İş modeli; bir firmanın ne şekilde değer yarattığının, değeri müşteriye nasıl teslim ettiğinin ve nasıl kar elde ettiğinin öyküsüdür.
Bir simit satıcısını iş modeli şöyledir: İnsanların açlık hissini yatıştırmak amacıyla sabahları ve öğleden sonra fırından simitleri almak; alım maliyetinin üzerine yüzde 10 kar koyarak simitleri belediyenin gösterdiği yerde satmak; satış fiyatı ve maliyet arasındaki farkı kendine saklamak; ertesi gün yeniden simit almak ve satmak.
Rekabet, her zaman sırasıyla gitmeyen 4 aşamadan oluşmaktadır. Rekabetin 1. aşamasında (yani kategorinin yeni doğduğu ve genç olduğu dönemde) rekabet, ürün yeniliği ile işlevsellik (ürün performansını iyileştirme ve geliştirme) üzerine kurulmaktadır. Rekabetin 2. aşamasında rekabet süreç yeniliği ile kalite ve uzun süre kullanım üzerine kurulur. Rekabetin 3. aşamasında rekabet, iş modeli yeniliği ile kullanım rahatlığı ve özel ürünler üzerine kurulur. Rekabetin 4. Ve son aşamasında, yapılacaklar diğer 3 aşamada yapıldığından (ürün performansını iyileştirme ve geliştirme, kalite ve uzun süre kullanım, kullanım rahatlığı ve özel ürünler), ürünler emtialaşmıştır. Bu sebeple, rekabet fiyat üzerine kurulur.

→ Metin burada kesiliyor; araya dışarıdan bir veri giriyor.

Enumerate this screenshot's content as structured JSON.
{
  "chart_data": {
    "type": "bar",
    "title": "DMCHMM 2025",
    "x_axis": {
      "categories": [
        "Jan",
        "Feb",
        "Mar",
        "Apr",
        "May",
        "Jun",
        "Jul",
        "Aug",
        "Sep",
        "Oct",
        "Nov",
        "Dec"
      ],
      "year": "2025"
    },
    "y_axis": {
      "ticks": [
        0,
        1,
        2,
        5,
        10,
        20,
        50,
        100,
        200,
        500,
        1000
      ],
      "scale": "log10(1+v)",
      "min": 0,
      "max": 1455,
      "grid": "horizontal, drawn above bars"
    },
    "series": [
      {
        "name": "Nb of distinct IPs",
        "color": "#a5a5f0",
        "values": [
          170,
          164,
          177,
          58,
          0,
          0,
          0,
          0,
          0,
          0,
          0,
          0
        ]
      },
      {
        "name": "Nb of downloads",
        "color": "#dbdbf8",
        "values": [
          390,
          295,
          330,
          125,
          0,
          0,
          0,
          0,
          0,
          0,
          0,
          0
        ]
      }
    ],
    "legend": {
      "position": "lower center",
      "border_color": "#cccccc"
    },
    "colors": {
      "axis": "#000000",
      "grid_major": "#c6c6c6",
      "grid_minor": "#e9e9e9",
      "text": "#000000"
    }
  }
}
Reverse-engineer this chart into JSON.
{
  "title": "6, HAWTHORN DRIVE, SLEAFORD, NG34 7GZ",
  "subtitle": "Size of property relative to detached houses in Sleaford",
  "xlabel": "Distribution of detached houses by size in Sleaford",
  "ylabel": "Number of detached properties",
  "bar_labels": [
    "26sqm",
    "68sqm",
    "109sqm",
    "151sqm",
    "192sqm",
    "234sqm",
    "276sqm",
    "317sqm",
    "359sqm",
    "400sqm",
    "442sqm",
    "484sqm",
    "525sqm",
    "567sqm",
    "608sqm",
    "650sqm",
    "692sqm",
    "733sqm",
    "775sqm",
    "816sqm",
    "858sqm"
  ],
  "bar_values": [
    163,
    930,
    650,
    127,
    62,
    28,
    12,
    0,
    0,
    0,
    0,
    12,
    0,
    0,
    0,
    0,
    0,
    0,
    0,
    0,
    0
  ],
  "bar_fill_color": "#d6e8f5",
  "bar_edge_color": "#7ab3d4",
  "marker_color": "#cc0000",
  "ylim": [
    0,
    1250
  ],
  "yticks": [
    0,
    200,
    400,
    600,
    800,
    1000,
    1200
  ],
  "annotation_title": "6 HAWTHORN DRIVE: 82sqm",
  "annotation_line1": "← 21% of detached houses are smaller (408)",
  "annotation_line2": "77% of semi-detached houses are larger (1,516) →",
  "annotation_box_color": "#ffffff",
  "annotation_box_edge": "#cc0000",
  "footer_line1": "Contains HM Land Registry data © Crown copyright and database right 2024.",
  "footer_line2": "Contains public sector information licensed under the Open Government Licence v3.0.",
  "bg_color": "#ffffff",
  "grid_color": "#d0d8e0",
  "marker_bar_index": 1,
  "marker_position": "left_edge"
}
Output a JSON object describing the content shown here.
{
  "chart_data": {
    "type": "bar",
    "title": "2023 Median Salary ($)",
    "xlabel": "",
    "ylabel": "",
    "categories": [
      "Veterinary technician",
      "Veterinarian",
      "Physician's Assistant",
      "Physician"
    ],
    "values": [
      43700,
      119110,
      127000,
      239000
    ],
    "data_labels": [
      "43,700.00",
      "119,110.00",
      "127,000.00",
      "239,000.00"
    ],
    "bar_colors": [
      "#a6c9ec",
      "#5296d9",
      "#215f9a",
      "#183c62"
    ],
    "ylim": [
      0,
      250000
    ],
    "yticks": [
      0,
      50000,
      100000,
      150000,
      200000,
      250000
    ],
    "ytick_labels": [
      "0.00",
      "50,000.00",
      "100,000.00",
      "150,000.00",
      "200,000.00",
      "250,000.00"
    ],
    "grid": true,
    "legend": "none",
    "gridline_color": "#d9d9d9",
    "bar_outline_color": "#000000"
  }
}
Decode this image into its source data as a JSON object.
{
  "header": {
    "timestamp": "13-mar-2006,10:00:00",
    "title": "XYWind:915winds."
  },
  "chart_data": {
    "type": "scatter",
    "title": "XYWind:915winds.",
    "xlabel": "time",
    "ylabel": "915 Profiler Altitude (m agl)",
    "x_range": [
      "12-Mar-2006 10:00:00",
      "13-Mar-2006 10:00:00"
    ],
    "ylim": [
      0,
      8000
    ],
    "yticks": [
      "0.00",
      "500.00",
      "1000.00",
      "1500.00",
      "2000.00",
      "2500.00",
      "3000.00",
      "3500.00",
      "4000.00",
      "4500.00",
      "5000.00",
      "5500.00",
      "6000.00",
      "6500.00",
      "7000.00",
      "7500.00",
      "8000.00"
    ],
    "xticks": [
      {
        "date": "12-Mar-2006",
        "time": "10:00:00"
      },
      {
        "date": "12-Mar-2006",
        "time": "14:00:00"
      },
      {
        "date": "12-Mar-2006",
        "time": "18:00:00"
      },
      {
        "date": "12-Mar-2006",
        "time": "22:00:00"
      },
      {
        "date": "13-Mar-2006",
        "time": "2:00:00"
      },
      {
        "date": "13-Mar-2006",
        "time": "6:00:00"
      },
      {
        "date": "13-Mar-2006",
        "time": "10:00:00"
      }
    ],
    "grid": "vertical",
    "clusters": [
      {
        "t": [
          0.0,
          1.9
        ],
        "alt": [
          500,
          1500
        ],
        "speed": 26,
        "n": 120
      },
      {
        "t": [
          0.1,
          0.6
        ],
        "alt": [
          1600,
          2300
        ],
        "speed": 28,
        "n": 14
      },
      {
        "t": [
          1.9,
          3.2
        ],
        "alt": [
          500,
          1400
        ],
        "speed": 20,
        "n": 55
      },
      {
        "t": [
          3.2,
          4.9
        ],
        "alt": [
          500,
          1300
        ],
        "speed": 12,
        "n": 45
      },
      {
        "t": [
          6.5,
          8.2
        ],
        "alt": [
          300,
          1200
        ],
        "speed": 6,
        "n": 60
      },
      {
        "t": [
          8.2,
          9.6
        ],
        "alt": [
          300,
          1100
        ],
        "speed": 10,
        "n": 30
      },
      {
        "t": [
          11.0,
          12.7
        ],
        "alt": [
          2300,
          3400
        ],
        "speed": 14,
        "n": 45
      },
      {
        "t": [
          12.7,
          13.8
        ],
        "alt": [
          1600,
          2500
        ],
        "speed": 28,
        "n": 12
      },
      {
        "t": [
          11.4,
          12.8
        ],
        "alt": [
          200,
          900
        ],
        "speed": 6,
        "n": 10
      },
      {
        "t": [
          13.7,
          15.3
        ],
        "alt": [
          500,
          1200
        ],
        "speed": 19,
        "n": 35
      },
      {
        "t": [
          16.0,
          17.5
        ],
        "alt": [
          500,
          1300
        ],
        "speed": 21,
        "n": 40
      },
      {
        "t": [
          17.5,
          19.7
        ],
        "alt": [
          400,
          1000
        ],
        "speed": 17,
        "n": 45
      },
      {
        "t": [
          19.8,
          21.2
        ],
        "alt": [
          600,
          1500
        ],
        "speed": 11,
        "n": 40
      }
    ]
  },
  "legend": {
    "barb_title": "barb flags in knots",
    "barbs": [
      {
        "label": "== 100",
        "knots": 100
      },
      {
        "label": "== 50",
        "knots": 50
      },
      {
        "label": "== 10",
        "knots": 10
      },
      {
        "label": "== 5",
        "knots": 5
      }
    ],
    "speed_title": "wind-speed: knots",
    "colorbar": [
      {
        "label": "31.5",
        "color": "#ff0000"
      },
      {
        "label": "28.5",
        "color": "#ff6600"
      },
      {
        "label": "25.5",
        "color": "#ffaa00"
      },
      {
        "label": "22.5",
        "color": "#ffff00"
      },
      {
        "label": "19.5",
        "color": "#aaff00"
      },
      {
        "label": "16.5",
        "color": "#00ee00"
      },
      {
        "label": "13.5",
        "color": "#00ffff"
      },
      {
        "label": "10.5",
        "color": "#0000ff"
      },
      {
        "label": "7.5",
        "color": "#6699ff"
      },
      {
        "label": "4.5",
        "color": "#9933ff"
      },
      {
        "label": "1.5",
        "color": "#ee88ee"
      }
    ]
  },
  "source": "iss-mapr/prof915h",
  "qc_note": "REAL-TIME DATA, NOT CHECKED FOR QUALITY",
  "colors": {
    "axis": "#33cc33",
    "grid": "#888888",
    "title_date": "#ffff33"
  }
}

Rekabetin 4. aşamasından sonra müşteri yeni bir değer önerisi beklemeye başlar. Bu sebeple kurumlar, yeni fırsat alanları aramaya başlarlar. Bu yeni fırsat alanları ikiye ayrılmaktadır: Birincisi, firmanın mevcut iş modelini kaldıraç olarak kullanarak yeni pazarlara sıra dışı müşteri değer önerileriyle gidilmelidir. Buna komşu alan stratejisi denilmektedir. İkincisi mevcut işteki kar modelinden, faaliyet alanlarından ve becerilerden farklı daha değişik bir iş modeli gerektiren alanlardır. Bu alanlara, beyaz alanlar deniliyor.
Mevcut gelir ve kar modeli değiştirilerek; yepyeni kaynaklar, süreçler ve yetkinlikler geliştirilerek; yepyeni performans ölçütleri, kültür ve iş yapma kuralları geliştirilerek beyaz alanlarda müşterilere değer önerisi sunulabilecektir.
Kurum ve kuruluşların komşu alanlarda faaliyet göstermeleri marjinal büyüme getirirken, beyaz alanlarda faaliyet göstermeleri radikal büyümeye imkan vermektedir.
Kurum ve kuruluşlar, her hâlükârda beyaz alanları seçerken bu alanların emtialaşmamış alanlar olmasına ve iş modelinin eşsiz, benzersiz ve rakipsiz olmasına azami özen göstermelidirler.
Bugün kurum ve kuruluşların müşteri merkezli olmaları yetmemekte, pazar merkezli olmaları da gerekmektedir. Fırsat alanları sadece mevcut müşteri nezdinde farklılaşmalarda değil, tüm pazarlarda aranacaktır.
Bugün dünyadaki emtialaşma baskısından başarıyla kurtulabilmiş kurum ve kuruluşlar, müşteri merkezli olmaktan çıkıp pazar merkezli olmayı becerenlerdir.
Müşteri merkezlilik artık, karlı büyüme stratejileri geliştirmek için yeterli olmamaktadır. Çünkü;
-Müşteriler neye ihtiyaçları olduğunu pek bilmemektedirler.
-Mevcut ürünler, piyasadaki gelişmeyi görmeyi engellemektedir.
-Piyasalarda ufuk açıcı birçok değişiklikler olmaktadır.
-Hükümet politikalarındaki değişiklikler bile pazarın yapısını değiştirmektedir.
Pazarlarda ortaya çıkmaya başlayan çevresel, teknolojik ve talep değişiklikleri gözlenip, bu değişimler ve ortaya çıkan ihtiyaçlar üzerine iş modeli inşa edilmelidir.